Let’s recap the status of the two diseases, their impacts and the prospects for the fall and winter.

Porcine epidemic diarrhea virus (PEDv) had a devastating impact on piglet survival rates in the wither of 2013-14 but was not nearly as severe in either prevalence of impact last winter.

Immunities in herds that were exposed that first winter plus MUCH IMPROVED biosecurity practices were both factors in the reduced frequency of PEDv last year.  

Part of the concern for the coming winter is that immunity levels. Producers and their veterinarians know that those will be lower due to both the natural tendency for antibody levels to decline after exposure to a virus and the fact that a good number of the sows that went through the large number of 2013-2014 breaks have now been culled. 

Many systems have continued to expose replacement gilts to the virus before they enter sow herds but it is thought that even that  practice will not duplicate the virus?combating abilities that the collective national sow herd had after that first winter of PEDv cases.   

The other factor - management - remains a deterrent going forward. Producers and veterinarians know much more about how to control the virus, keep in on the farms where it appears and keep it out of farms where it has not been detected.  

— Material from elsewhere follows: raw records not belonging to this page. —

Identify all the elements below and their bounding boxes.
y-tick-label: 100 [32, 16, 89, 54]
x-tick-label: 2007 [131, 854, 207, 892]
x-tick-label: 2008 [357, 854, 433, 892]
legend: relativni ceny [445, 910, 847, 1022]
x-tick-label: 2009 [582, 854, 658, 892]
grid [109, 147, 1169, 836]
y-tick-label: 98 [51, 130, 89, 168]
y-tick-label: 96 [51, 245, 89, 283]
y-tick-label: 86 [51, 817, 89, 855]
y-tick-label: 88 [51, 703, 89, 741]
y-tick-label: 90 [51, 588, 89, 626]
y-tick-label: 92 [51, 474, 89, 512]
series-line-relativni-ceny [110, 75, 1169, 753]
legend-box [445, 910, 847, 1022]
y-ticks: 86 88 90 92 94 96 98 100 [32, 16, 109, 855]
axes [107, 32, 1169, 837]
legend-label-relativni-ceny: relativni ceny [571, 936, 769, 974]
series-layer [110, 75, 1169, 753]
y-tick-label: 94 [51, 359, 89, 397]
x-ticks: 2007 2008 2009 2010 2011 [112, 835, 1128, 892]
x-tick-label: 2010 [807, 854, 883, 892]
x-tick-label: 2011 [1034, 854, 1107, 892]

The question for the coming winter is intensity. It’s a Catch?22 situation: Intense management is needed to prevent the virus from becoming a problem but without the virus as a problems can managers ratchet up the intensity of prevention efforts?  

There is little doubt that the efforts will be better than in that first winter but without the fresh memories of thousands of dead baby pigs, can it be raised to the intensity that contributed greatly to last year’s reduction in total case numbers and, more importantly, the big reduction in the number of sow farms that broke with PEDv?  

That reduction is clear in the graph from the University of Minnesota’s Swine Health Monitoring Project.

PEDv cases began to pop up in early November last year and we would expect a similar time line this year. High-pathogenic avian influenza (HPAI) is a bit more of a mystery in that we are still not through our first year of dealing with it first hand.

The virus first appeared in the US last December in the Pacific Northwest. It popped up in Minnesota, Missouri and Arkansas almost simultaneously this past spring suggesting that migratory birds were the likely vector of transmission in the early going.   

Human and vehicle movement took over from there and helped spread the disease to a large number of commercial turkey and layer facilities in the Midwest with Iowa and Minnesota particularly hard hit.  

There have to date been a total of 223 cases impacting 48.091 million birds, roughly 38 million of those being layers. Importantly, there has not been a case since June 17, more than 90 days ago. 

That means that most countries that have banned US poultry products could lift those bans. We have heard of no such action yet and we suppose that concern over the spread of the virus this fall is one reason for those delays.   

If migratory birds were indeed a primary vector, the concern this fall is that those birds that moved up the Mississippi Flyway last  spring could have shared the virus with their Atlantic Flyway cousins during the big reunion in Canada, now to have those cousins bring the virus to key broiler areas   in eastern and southeastern states.  

No commercial broiler operations have been impacted by HPAI to date! All of the export bans (nine country-wide bans, 31 state-by-state bans, 18 county-by-county bans - all according to the USA Poultry and Egg Council) were based on cases in layers and turkeys.  

The only major broiler state that has been impacted so far is third-ranked Arkansas. The Atlantic Flyway touches major production areas in the DelMarVa, Georgia (#1), Alabama (#2) and North Carolina (#4).  

HPAI cases in those states would almost certainly add them to the state export ban lists for most countries. But HPAI would also reduce chicken numbers and thus restrict supplies.   

Which impact would win if domestic dark meat supplies grow but white meat supplies are reduced, perhaps significantly?  The US is a white meat market and dark meat prices are already very, very low.